WorldFlux separates synthetic smoke benchmarks from evidence-oriented env_policy lanes.

Synthetic Smoke Benchmarks

These scripts are compatibility and artifact-generation checks. They are not performance claims.

Shared CLI contract:

  • --quick (CI-safe short run)
  • --full (longer run for manual/scheduled validation)
  • --seed <int>
  • --output-dir <path>

Synthetic smoke outputs:

  • summary JSON (summary.json)
  • visualization artifact (imagination.ppm)

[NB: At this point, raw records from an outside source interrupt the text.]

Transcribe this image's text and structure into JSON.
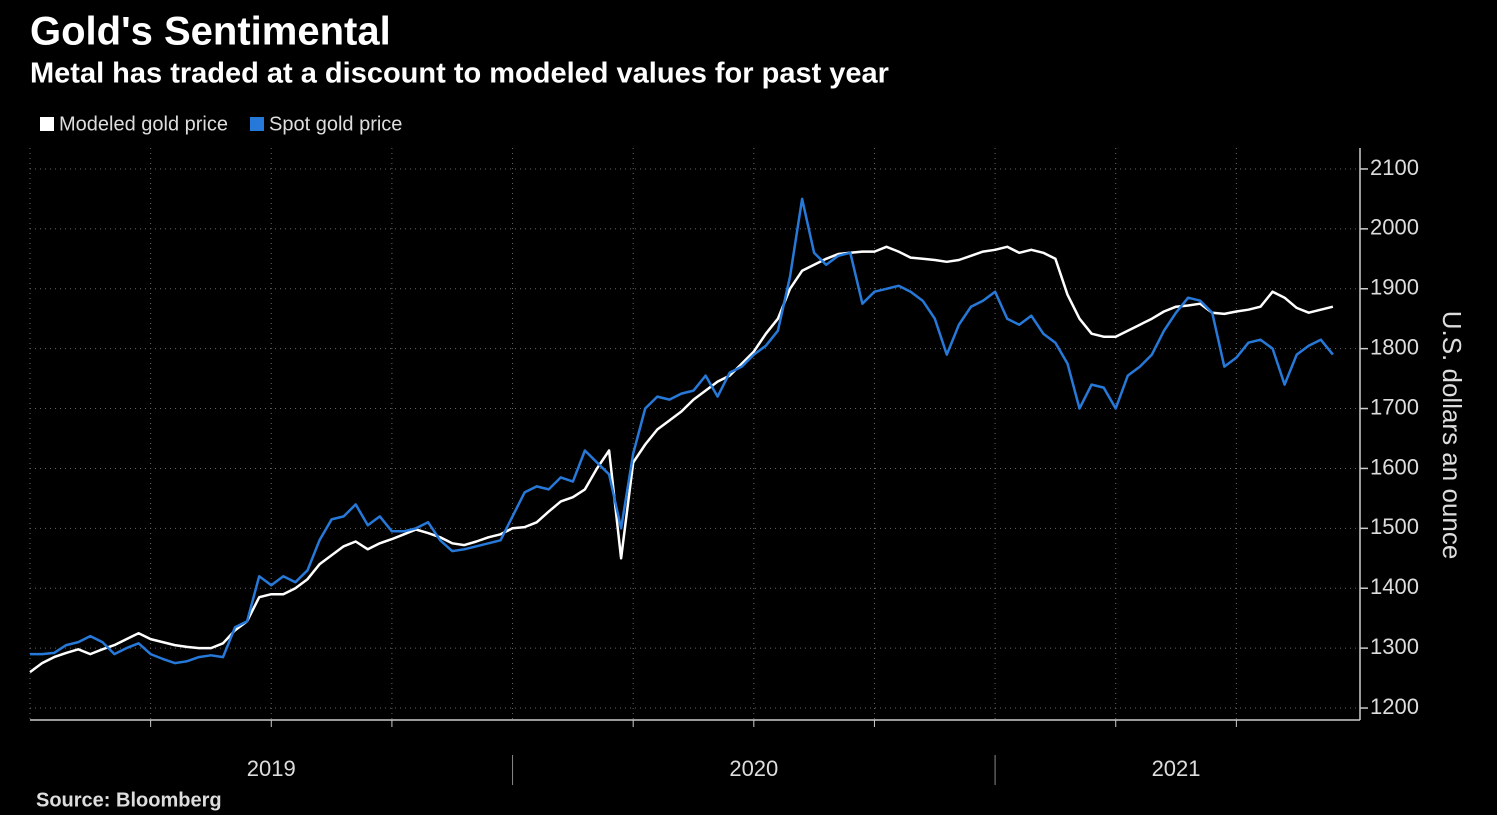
{
  "chart_data": {
    "type": "line",
    "title": "Gold's Sentimental",
    "subtitle": "Metal has traded at a discount to modeled values for past year",
    "y_label": "U.S. dollars an ounce",
    "source": "Source: Bloomberg",
    "x": [
      2019,
      2019.025,
      2019.05,
      2019.075,
      2019.1,
      2019.125,
      2019.15,
      2019.175,
      2019.2,
      2019.225,
      2019.25,
      2019.275,
      2019.3,
      2019.325,
      2019.35,
      2019.375,
      2019.4,
      2019.425,
      2019.45,
      2019.475,
      2019.5,
      2019.525,
      2019.55,
      2019.575,
      2019.6,
      2019.625,
      2019.65,
      2019.675,
      2019.7,
      2019.725,
      2019.75,
      2019.775,
      2019.8,
      2019.825,
      2019.85,
      2019.875,
      2019.9,
      2019.925,
      2019.95,
      2019.975,
      2020,
      2020.025,
      2020.05,
      2020.075,
      2020.1,
      2020.125,
      2020.15,
      2020.175,
      2020.2,
      2020.225,
      2020.25,
      2020.275,
      2020.3,
      2020.325,
      2020.35,
      2020.375,
      2020.4,
      2020.425,
      2020.45,
      2020.475,
      2020.5,
      2020.525,
      2020.55,
      2020.575,
      2020.6,
      2020.625,
      2020.65,
      2020.675,
      2020.7,
      2020.725,
      2020.75,
      2020.775,
      2020.8,
      2020.825,
      2020.85,
      2020.875,
      2020.9,
      2020.925,
      2020.95,
      2020.975,
      2021,
      2021.025,
      2021.05,
      2021.075,
      2021.1,
      2021.125,
      2021.15,
      2021.175,
      2021.2,
      2021.225,
      2021.25,
      2021.275,
      2021.3,
      2021.325,
      2021.35,
      2021.375,
      2021.4,
      2021.425,
      2021.45,
      2021.475,
      2021.5,
      2021.525,
      2021.55,
      2021.575,
      2021.6,
      2021.625,
      2021.65,
      2021.675,
      2021.7
    ],
    "series": [
      {
        "name": "Modeled gold price",
        "color": "#ffffff",
        "values": [
          1260,
          1275,
          1285,
          1292,
          1298,
          1290,
          1298,
          1305,
          1315,
          1325,
          1315,
          1310,
          1305,
          1302,
          1300,
          1300,
          1308,
          1330,
          1345,
          1385,
          1390,
          1390,
          1400,
          1415,
          1440,
          1455,
          1470,
          1478,
          1465,
          1475,
          1482,
          1490,
          1498,
          1492,
          1485,
          1475,
          1472,
          1478,
          1485,
          1490,
          1500,
          1502,
          1510,
          1528,
          1545,
          1552,
          1565,
          1600,
          1630,
          1450,
          1610,
          1640,
          1665,
          1680,
          1695,
          1715,
          1730,
          1745,
          1755,
          1775,
          1795,
          1825,
          1850,
          1900,
          1930,
          1940,
          1950,
          1958,
          1960,
          1962,
          1962,
          1970,
          1962,
          1952,
          1950,
          1948,
          1945,
          1948,
          1955,
          1962,
          1965,
          1970,
          1960,
          1965,
          1960,
          1950,
          1890,
          1850,
          1825,
          1820,
          1820,
          1830,
          1840,
          1850,
          1862,
          1870,
          1872,
          1875,
          1860,
          1858,
          1862,
          1865,
          1870,
          1895,
          1885,
          1868,
          1860,
          1865,
          1870
        ]
      },
      {
        "name": "Spot gold price",
        "color": "#2679d8",
        "values": [
          1290,
          1290,
          1292,
          1305,
          1310,
          1320,
          1310,
          1290,
          1300,
          1308,
          1290,
          1282,
          1275,
          1278,
          1285,
          1288,
          1285,
          1335,
          1345,
          1420,
          1405,
          1420,
          1410,
          1430,
          1480,
          1515,
          1520,
          1540,
          1505,
          1520,
          1495,
          1495,
          1500,
          1510,
          1480,
          1462,
          1465,
          1470,
          1475,
          1480,
          1520,
          1560,
          1570,
          1565,
          1585,
          1578,
          1630,
          1610,
          1590,
          1500,
          1625,
          1700,
          1720,
          1715,
          1725,
          1730,
          1755,
          1720,
          1760,
          1770,
          1790,
          1805,
          1830,
          1920,
          2050,
          1960,
          1940,
          1955,
          1960,
          1875,
          1895,
          1900,
          1905,
          1895,
          1880,
          1850,
          1790,
          1840,
          1870,
          1880,
          1895,
          1850,
          1840,
          1855,
          1825,
          1810,
          1775,
          1700,
          1740,
          1735,
          1700,
          1755,
          1770,
          1790,
          1830,
          1860,
          1885,
          1880,
          1860,
          1770,
          1785,
          1810,
          1815,
          1800,
          1740,
          1790,
          1805,
          1815,
          1790
        ]
      }
    ],
    "xlim": [
      2019,
      2021.75
    ],
    "xticks": [
      {
        "value": 2019,
        "label": "2019"
      },
      {
        "value": 2020,
        "label": "2020"
      },
      {
        "value": 2021,
        "label": "2021"
      }
    ],
    "xgrid": [
      2019.25,
      2019.5,
      2019.75,
      2020.25,
      2020.5,
      2020.75,
      2021.25,
      2021.5
    ],
    "ylim": [
      1180,
      2135
    ],
    "yticks": [
      1200,
      1300,
      1400,
      1500,
      1600,
      1700,
      1800,
      1900,
      2000,
      2100
    ],
    "grid": true,
    "legend": "top-left"
  }
}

Benchmark 1: DreamerV3 (Atari-oriented)

uv run python benchmarks/benchmark_dreamerv3_atari.py --quick --seed 42

Full-mode example:

uv run python benchmarks/benchmark_dreamerv3_atari.py --full --data atari_data.npz --seed 42

Expected minimum result:

  • finite losses
  • imagination artifact generated

Benchmark 2: TD-MPC2 (MuJoCo-oriented)

uv run python benchmarks/benchmark_tdmpc2_mujoco.py --quick --seed 42

Full-mode example:

uv run python benchmarks/benchmark_tdmpc2_mujoco.py --full --data mujoco_data.npz --seed 42

Expected minimum result:

  • finite losses
  • imagination artifact generated

Benchmark 3: Diffusion Imagination

uv run python benchmarks/benchmark_diffusion_imagination.py --quick --seed 42

Full-mode example:

uv run python benchmarks/benchmark_diffusion_imagination.py --full --seed 42

Expected minimum result:

  • finite losses
  • imagination artifact generated

Evidence Lanes

The two canonical evidence lanes in the current MVP are:

  • DreamerV3 on ALE/Breakout-v5
  • TD-MPC2 on HalfCheetah-v5

These are reproducible evidence bundles, not SOTA claims or proof claims.

Evidence Lane 1: DreamerV3 Breakout

uv run python benchmarks/evidence_dreamerv3_breakout.py \
--quick \
--output-dir outputs/benchmarks/dreamerv3-breakout-evidence

Artifacts:

  • summary.json
  • returns.jsonl
  • learning_curve.csv
  • checkpoint_index.json
  • report.md
  • dataset manifest + replay buffer bundle

Evidence semantics:

  • eval_mode = env_policy
  • policy_impl = candidate_actor_stateful_eval
  • learned-policy Atari rollout only; random env sampling is invalid evidence

Evidence Lane 2: TD-MPC2 HalfCheetah

uv run python benchmarks/evidence_tdmpc2_halfcheetah.py \
--quick \
--collector-policy random \
--output-dir outputs/benchmarks/tdmpc2-halfcheetah-evidence

Preferred collection path:

uv run python benchmarks/evidence_tdmpc2_halfcheetah.py \
--quick \
--policy-checkpoint ./outputs/checkpoint_final.pt \
--output-dir outputs/benchmarks/tdmpc2-halfcheetah-evidence

Evidence lane artifacts:

  • summary.json
  • returns.jsonl
  • learning_curve.csv
  • checkpoint_index.json
  • report.md
  • dataset manifest + replay buffer bundle

Evidence semantics:

  • eval_mode = env_policy
  • policy_impl = cem_planner_eval
  • learned-policy MuJoCo rollout only; replay/data collection provenance is recorded separately

These lanes are intended to produce reproducible evidence bundles, not SOTA or paper-parity claims.

Reproducibility Notes

  • Keep seed fixed for comparisons.
  • CPU is the default benchmark target in quick mode.
  • Full mode is intended for manual or scheduled evidence runs.
  • Runtime and artifacts depend on hardware and optional dependencies.